There are two kinds of tasks
Result task : computes the result stage and sends result back to the driver.
ShuffleMap task : Divides the elements of RDD into multiple buckets based on the partitioner mentioned in Shuffle Dependency.
The ShuffleMap Task involves with the shuffling of data and the steps involved with it.
and the functions that play valuable part in a shuffling process are
Shuffle Manager : Manages the shuffle related components. Invoked within SparkEnv. (after version 1.2 Default : Sort Shuffle Manager)
Shuffle Writer : Handles Shuffle data output logic. Returns Mapstatus tracked by MapOutputTracker once it writes data into buckets. Currently there are three shuffle writers as mentioned below.
SortShuffleWriter is requested to write records into shuffle partitioned file in disk store.
BypassMergeSortShuffleWriter is requested to write records into single shuffle block data file.
UnsafeShuffleWriter is requested to close the internal resources and write out merged spill files.
Shuffle Reader : Fetches data from the buckets.

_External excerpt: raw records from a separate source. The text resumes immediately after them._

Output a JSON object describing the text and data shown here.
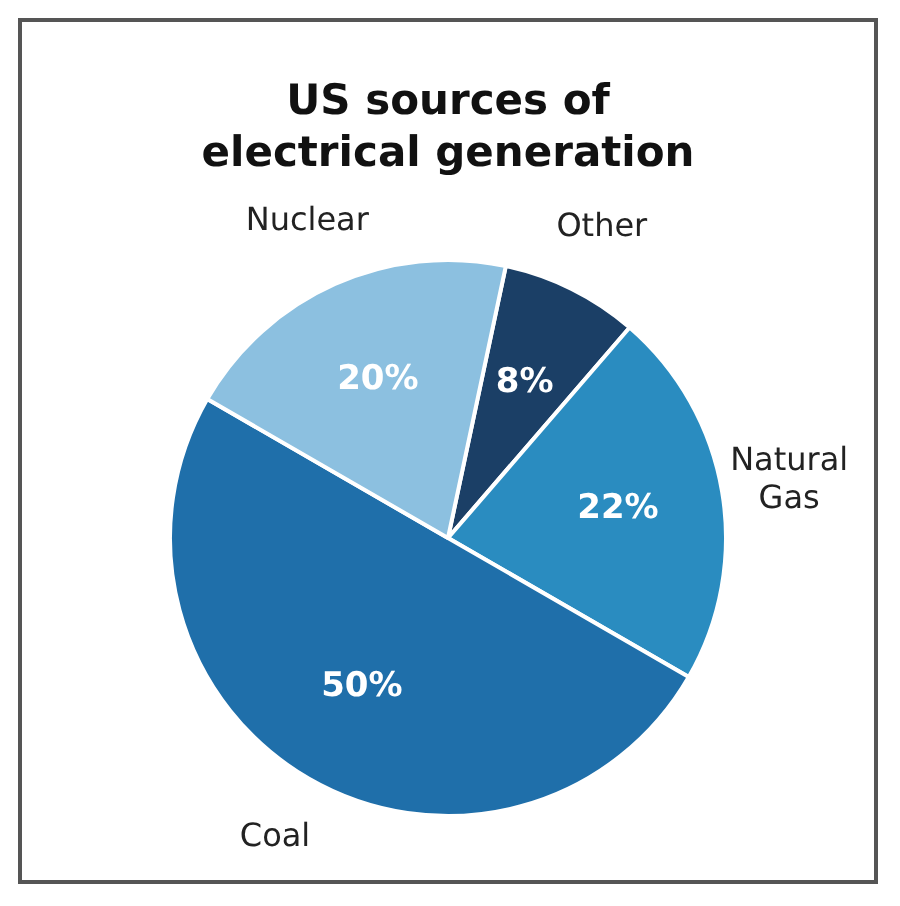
{
  "chart_data": {
    "type": "pie",
    "title": "US sources of electrical generation",
    "categories": [
      "Other",
      "Natural Gas",
      "Coal",
      "Nuclear"
    ],
    "values": [
      8,
      22,
      50,
      20
    ],
    "colors": [
      "#1b3f66",
      "#2a8cc0",
      "#1f6faa",
      "#8cc0e0"
    ],
    "value_labels": [
      "8%",
      "22%",
      "50%",
      "20%"
    ],
    "legend": false
  }
}
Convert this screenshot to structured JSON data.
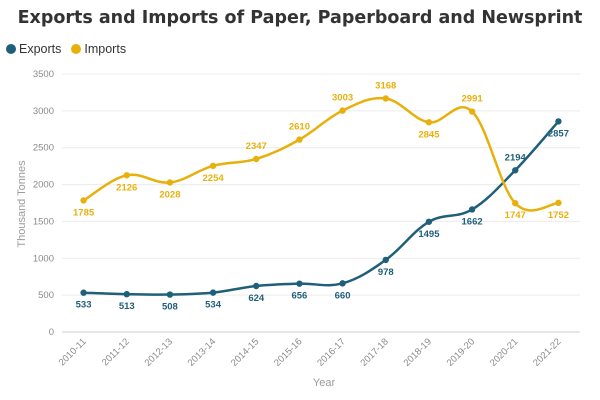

Shuffle Block Manager : Manages the mapping of data between the buckets and the data blocks written in disk.
When executed, a ShuffleMapStage saves map output files using BlockManager from Mapper(MapTask) to buckets via Shuffle Writer that can later be fetched by Shuffle Reader and given to Reducer(ReduceTask).
ShuffleMapStage uses outputLocs and _numAvailableOutputs internal registries to track how many shuffle map outputs are available.
All intermediate stages will be ShuffleMapStages that are computed will end up with a ResultStage finally that will be computed by TaskRunner and the computed result is sent back to the Driver to display to User.